Saturday, May 14, 2005
WHEN A FEDERAL court in Nebraska this week struck down the state's constitutional ban on recognition of gay relationships, opponents of gay marriage claimed vindication for their noxious proposal to define marriage in the U.S. Constitution. The decision makes clear that "Congress must pass, and the people of this country must ratify, an amendment to the U.S. Constitution defining marriage as being between one man and one woman," Family Research Council president Tony Perkins said in a statement. Sen. John Cornyn
(R-Tex.) noted that when Congress debated the federal marriage amendment last year, "opponents claimed that no state laws were threatened. . . . After today's ruling, they can no longer make that claim." From all the hysteria, you might think that a federal court had just mandated that Nebraska begin licensing gay marriages.

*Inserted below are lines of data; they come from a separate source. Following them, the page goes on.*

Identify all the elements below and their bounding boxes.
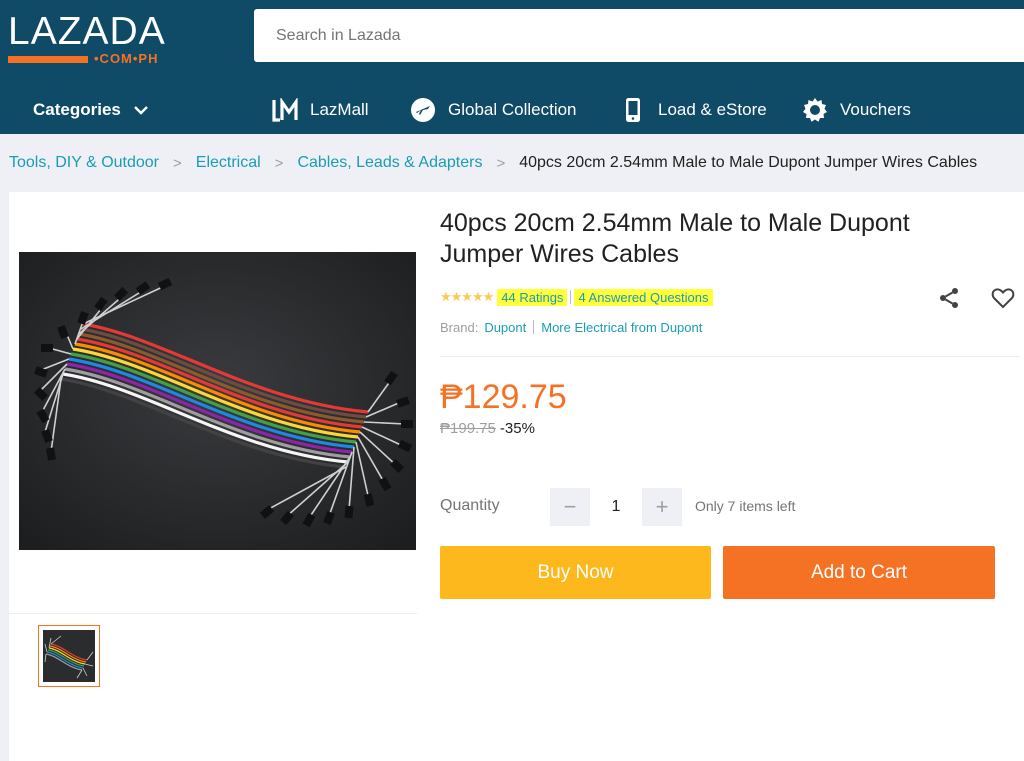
categories-label: Categories xyxy=(33,100,121,119)
product-title-line-1: 40pcs 20cm 2.54mm Male to Male Dupont xyxy=(440,209,910,237)
image-divider xyxy=(9,613,417,614)
rating-row: ★★★★★ 44 Ratings 4 Answered Questions xyxy=(440,286,713,308)
quantity-label: Quantity xyxy=(440,497,500,514)
site-header: LAZADA •COM•PH Search in Lazada Categori… xyxy=(0,0,1024,134)
quantity-decrease-button[interactable]: − xyxy=(550,488,590,526)
quantity-input[interactable]: 1 xyxy=(590,488,642,526)
breadcrumb-link-cables[interactable]: Cables, Leads & Adapters xyxy=(297,154,482,172)
plus-icon: + xyxy=(655,494,669,519)
breadcrumb-link-tools[interactable]: Tools, DIY & Outdoor xyxy=(9,154,159,172)
buy-now-label: Buy Now xyxy=(537,561,614,583)
add-to-cart-button[interactable]: Add to Cart xyxy=(723,546,995,599)
chevron-down-icon xyxy=(134,106,148,115)
price-old-row: ₱199.75 -35% xyxy=(440,420,535,437)
buy-now-button[interactable]: Buy Now xyxy=(440,546,711,599)
brand-label: Brand: xyxy=(440,319,479,335)
chevron-right-icon: > xyxy=(173,154,182,172)
nav-label-lazmall: LazMall xyxy=(310,100,369,119)
brand-link[interactable]: Dupont xyxy=(484,320,526,335)
chevron-right-icon: > xyxy=(496,154,506,172)
logo-text: LAZADA xyxy=(8,10,166,53)
product-image[interactable] xyxy=(19,252,416,550)
phone-icon xyxy=(620,97,646,123)
product-title-line-2: Jumper Wires Cables xyxy=(440,240,679,268)
share-icon[interactable] xyxy=(937,286,961,310)
brand-separator xyxy=(533,320,535,334)
logo-domain: •COM•PH xyxy=(94,51,159,66)
section-divider xyxy=(440,356,1020,357)
nav-item-load-estore[interactable]: Load & eStore xyxy=(620,86,767,134)
add-to-cart-label: Add to Cart xyxy=(810,561,908,583)
rating-separator xyxy=(570,290,572,304)
heart-icon[interactable] xyxy=(991,286,1015,310)
discount-badge: -35% xyxy=(499,420,535,437)
chevron-right-icon: > xyxy=(274,154,284,172)
main-nav: Categories LazMall Global Collection Loa… xyxy=(0,86,1024,134)
original-price: ₱199.75 xyxy=(440,420,496,437)
brand-row: Brand: Dupont More Electrical from Dupon… xyxy=(440,318,702,336)
more-from-brand-link[interactable]: More Electrical from Dupont xyxy=(541,320,702,335)
lazada-logo[interactable]: LAZADA •COM•PH xyxy=(8,12,168,68)
breadcrumb: Tools, DIY & Outdoor > Electrical > Cabl… xyxy=(9,150,977,176)
logo-underline xyxy=(8,56,88,63)
star-rating-icon: ★★★★★ xyxy=(440,289,494,304)
current-price: ₱129.75 xyxy=(440,378,567,416)
nav-label-load-estore: Load & eStore xyxy=(658,100,767,119)
product-title: 40pcs 20cm 2.54mm Male to Male Dupont Ju… xyxy=(440,208,980,270)
breadcrumb-link-electrical[interactable]: Electrical xyxy=(196,154,261,172)
quantity-increase-button[interactable]: + xyxy=(642,488,682,526)
ratings-link[interactable]: 44 Ratings xyxy=(497,288,568,306)
voucher-badge-icon xyxy=(802,97,828,123)
nav-label-vouchers: Vouchers xyxy=(840,100,911,119)
product-thumbnail[interactable] xyxy=(38,625,100,687)
nav-item-global-collection[interactable]: Global Collection xyxy=(410,86,577,134)
airplane-icon xyxy=(410,97,436,123)
search-placeholder: Search in Lazada xyxy=(276,26,401,44)
nav-item-vouchers[interactable]: Vouchers xyxy=(802,86,911,134)
minus-icon: − xyxy=(563,494,577,519)
stock-note: Only 7 items left xyxy=(695,498,796,514)
nav-item-lazmall[interactable]: LazMall xyxy=(272,86,369,134)
product-card: 40pcs 20cm 2.54mm Male to Male Dupont Ju… xyxy=(9,192,1024,761)
questions-link[interactable]: 4 Answered Questions xyxy=(574,288,713,306)
search-input[interactable]: Search in Lazada xyxy=(254,9,1024,62)
nav-label-global-collection: Global Collection xyxy=(448,100,577,119)
breadcrumb-current: 40pcs 20cm 2.54mm Male to Male Dupont Ju… xyxy=(519,154,978,171)
lazmall-icon xyxy=(272,97,298,123)
categories-menu[interactable]: Categories xyxy=(33,86,149,134)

But that's not what happened.
In fact, as the court noted, the plaintiffs "expressly disclaim[ed] an interest in recognition of same-sex marriages, civil unions, or domestic partnerships as a remedy in this case." What the court did, rather, was strike down a provision of the state constitution -- adopted by ballot initiative in 2000 -- that bans not merely same-sex marriage but any "civil union, domestic partnership, or other similar same-sex relationship." The provision's ban on marriage was not what led to it being tossed out.
The opinion by Chief Judge Joseph F. Bataillon of the federal district court in Nebraska is weak in critical respects and will be vulnerable on appeal. Its core, however, is not trivial. The Nebraska provision, particularly as interpreted by the state's attorney general, is so broad as to invalidate any legal recognition of any same-sex relationship. This has implications, the judge notes, not merely for those who would marry but for "roommates, co-tenants, foster parents, and related people who share living arrangements, expenses, custody of children, or ownership of property." The state attorney general, in fact, interpreted it to prevent any state law allowing gay couples to make organ donation decisions for one another. The constitutional guarantee of equal protection may not require states to recognize same-sex marriage, but it unquestionably prevents a state from arbitrarily targeting gay couples for differential treatment.
Even if Judge Bataillon's opinion were entirely frivolous, however, it would still be a lousy argument for writing discrimination into the federal Constitution. The American judiciary has a process for correcting its mistakes: two layers of appellate review, culminating at the Supreme Court of the United States. In the American system, the Constitution shouldn't be changed to reverse a single judge in Nebraska.